他方アインシュタインが量子(私見では“光子”)について述べた一節を引用しているが、「光線のエネルギーは、空間のなかに連続的に分布しているのではない。光のエネルギーは…有限な数の『エネルギーの量子』によって構成される。この量子は分割されることなく移動し、独立した完全な単体としてでなければ、生成されることも吸収されることもない」とある(149頁)。この1節判りやすいように見えながら、実は(私にとっては)大きな疑問がある。それは「独立した完全な単体」の意味するモノである。これを“独立した粒子”と見れば、では波としての性質は如何なる連関と観るべきなのか?との別の疑問に至るからである。更に学説史(前半部)の仕上げとして、量子力学の3側面(要旨)に①粒性、②不確定性、③相関性を挙げ、その基本を判りやすい論旨で解説している(166~179頁)。但し私見では、“判りやすい”のは右前半部(第5章)までで、本格的な量子・時空間(量子力学各論・場の量子論・ループ量子重力論等)を統合的に展開する第6~7章などは、文系人間の私ではかなりの難物であった。
例えば少し長いが…「量子重力理論の基盤を形づくる方程式…が、時間を変数に含んでいないからと言って…万物が不動であり、この世界は不変であることを意味しているのではない…方程式における時間の不在は、世界のいたるところに変化が分布している…量子的な事象が展開する過程は、万物にとって共通の、一瞬一瞬の積み重ねの中に位置付けられるのではない…時間の起源は量子的な事象の関係性である…世界そのものであり、各事象がそれぞれに固有の時間を生成する」(232~3頁の1節抜粋)では、私にはその論旨は判ったようで実は良く判っていない。更に「量子力学は量子電磁気学と同様に素粒子の標準模型の一構成要素である…陽子の内部においてクォークとクォークの間に働いている力を記述する」(246頁)と、「クォーク」(素粒子論)の前置きなく登場する。
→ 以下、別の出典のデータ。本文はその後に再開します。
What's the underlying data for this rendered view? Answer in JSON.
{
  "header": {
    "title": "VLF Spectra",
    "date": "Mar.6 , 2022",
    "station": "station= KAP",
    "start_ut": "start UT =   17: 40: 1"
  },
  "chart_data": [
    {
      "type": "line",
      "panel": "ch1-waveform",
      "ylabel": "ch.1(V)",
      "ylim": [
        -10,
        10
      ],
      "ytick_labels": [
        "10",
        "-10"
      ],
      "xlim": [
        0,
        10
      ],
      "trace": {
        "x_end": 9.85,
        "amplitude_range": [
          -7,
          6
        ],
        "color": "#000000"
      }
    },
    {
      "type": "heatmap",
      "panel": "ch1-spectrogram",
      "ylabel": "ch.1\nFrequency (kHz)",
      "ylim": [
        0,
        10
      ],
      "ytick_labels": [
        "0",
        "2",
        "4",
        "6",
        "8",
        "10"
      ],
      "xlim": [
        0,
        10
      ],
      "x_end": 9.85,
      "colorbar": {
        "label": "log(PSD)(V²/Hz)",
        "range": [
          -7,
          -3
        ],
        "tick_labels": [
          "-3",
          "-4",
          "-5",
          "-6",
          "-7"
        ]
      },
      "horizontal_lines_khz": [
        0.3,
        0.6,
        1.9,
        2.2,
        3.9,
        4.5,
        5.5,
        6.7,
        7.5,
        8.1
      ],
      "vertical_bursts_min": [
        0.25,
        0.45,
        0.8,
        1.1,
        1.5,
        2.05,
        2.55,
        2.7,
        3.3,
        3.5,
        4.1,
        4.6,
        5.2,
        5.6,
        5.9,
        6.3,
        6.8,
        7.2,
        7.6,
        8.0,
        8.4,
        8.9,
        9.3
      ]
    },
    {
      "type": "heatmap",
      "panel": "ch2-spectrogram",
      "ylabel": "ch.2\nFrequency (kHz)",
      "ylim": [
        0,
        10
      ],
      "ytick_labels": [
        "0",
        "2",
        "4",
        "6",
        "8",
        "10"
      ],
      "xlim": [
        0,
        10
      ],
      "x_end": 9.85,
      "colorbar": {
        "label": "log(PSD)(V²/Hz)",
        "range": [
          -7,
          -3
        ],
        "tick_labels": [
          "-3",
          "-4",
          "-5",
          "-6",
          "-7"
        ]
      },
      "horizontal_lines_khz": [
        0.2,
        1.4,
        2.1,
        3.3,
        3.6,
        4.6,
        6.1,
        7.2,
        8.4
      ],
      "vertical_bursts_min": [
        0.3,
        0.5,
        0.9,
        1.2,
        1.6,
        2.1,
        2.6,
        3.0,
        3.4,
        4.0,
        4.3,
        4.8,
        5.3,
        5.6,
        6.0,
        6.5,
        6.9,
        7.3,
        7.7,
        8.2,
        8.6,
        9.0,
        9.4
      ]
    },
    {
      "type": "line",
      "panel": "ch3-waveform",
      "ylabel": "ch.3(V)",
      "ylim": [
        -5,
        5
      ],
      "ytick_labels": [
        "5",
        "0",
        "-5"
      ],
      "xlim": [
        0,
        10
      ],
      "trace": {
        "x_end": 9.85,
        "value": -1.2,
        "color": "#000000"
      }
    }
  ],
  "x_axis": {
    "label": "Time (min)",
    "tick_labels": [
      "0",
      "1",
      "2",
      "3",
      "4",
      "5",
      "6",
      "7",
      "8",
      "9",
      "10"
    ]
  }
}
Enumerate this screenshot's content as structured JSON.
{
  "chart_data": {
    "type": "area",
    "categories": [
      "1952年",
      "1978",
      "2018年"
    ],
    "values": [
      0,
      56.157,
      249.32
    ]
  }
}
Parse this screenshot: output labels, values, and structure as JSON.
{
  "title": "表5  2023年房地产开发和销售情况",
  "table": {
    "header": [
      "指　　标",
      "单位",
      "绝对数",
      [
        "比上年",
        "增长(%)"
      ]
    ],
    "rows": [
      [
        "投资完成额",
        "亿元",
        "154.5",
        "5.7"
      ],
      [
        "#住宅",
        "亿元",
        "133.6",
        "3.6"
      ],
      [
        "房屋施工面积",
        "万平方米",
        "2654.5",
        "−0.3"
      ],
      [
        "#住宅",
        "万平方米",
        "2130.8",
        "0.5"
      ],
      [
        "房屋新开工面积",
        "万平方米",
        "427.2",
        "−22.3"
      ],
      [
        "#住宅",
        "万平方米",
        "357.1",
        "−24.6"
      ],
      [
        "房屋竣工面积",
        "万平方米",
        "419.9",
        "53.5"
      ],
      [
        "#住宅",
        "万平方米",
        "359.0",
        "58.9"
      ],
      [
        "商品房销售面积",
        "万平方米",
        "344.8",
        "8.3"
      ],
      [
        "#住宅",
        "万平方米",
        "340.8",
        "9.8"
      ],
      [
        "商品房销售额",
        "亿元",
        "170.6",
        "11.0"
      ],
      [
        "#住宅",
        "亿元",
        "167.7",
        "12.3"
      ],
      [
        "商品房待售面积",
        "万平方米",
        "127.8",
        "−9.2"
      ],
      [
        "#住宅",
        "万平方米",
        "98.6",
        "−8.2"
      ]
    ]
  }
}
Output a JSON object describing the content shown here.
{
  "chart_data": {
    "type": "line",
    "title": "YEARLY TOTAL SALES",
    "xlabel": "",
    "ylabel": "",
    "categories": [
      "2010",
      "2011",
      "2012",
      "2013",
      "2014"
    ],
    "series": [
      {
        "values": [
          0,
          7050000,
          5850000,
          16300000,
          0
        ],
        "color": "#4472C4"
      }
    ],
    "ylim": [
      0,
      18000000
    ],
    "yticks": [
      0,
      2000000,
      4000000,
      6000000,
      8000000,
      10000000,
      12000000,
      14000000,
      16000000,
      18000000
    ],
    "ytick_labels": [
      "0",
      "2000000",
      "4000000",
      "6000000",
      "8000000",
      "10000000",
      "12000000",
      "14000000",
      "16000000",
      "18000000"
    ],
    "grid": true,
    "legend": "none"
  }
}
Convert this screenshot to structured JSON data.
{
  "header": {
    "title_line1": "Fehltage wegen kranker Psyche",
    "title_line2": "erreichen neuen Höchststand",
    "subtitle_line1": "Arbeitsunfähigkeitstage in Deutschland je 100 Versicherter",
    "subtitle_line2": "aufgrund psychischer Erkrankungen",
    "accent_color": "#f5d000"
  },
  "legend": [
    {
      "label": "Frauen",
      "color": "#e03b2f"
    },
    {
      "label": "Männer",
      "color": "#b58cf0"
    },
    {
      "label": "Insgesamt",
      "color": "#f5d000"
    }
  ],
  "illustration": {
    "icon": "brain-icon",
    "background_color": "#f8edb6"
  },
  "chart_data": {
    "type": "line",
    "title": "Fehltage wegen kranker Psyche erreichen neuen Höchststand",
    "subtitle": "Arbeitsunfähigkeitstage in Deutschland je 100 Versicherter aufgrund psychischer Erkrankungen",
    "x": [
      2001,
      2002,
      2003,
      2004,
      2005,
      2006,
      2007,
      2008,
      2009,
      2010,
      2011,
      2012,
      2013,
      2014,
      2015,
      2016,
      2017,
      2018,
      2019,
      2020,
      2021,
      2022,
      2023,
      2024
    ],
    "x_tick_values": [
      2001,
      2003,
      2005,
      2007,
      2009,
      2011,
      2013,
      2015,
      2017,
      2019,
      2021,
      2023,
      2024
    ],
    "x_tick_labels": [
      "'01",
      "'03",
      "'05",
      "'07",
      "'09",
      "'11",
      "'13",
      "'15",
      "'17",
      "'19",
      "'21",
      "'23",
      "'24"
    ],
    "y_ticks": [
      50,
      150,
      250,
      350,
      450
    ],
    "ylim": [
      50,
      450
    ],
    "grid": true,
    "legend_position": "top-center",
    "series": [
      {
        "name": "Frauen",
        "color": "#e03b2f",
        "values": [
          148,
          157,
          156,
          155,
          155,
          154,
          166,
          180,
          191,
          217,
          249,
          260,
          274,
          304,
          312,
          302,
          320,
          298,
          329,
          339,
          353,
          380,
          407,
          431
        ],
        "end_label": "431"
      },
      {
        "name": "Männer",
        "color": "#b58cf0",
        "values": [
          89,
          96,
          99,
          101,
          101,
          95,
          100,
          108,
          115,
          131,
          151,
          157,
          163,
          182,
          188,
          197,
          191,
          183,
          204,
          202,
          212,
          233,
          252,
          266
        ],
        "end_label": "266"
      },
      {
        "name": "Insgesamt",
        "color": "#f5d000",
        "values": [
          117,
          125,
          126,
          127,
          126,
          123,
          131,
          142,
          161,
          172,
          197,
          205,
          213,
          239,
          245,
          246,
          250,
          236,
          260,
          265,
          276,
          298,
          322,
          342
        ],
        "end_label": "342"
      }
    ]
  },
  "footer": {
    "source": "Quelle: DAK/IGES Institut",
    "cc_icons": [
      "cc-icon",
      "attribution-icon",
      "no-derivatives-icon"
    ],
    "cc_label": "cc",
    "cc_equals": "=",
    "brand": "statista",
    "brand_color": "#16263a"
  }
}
このようなレベルの思索的解説が続くのだが、第9・10章以降はいわゆる「ビッグバン理論」、「ブラックホール」論であり、最新宇宙論外郭を知っていれば通読できるだろう。文系人間に過ぎない私見でしかないが…本書は学説史部分と論理解説部分がそれほど明確でないところ、平坦な叙述の傾向がありながらもトピックにより難度の質的相違が大きい印象がある。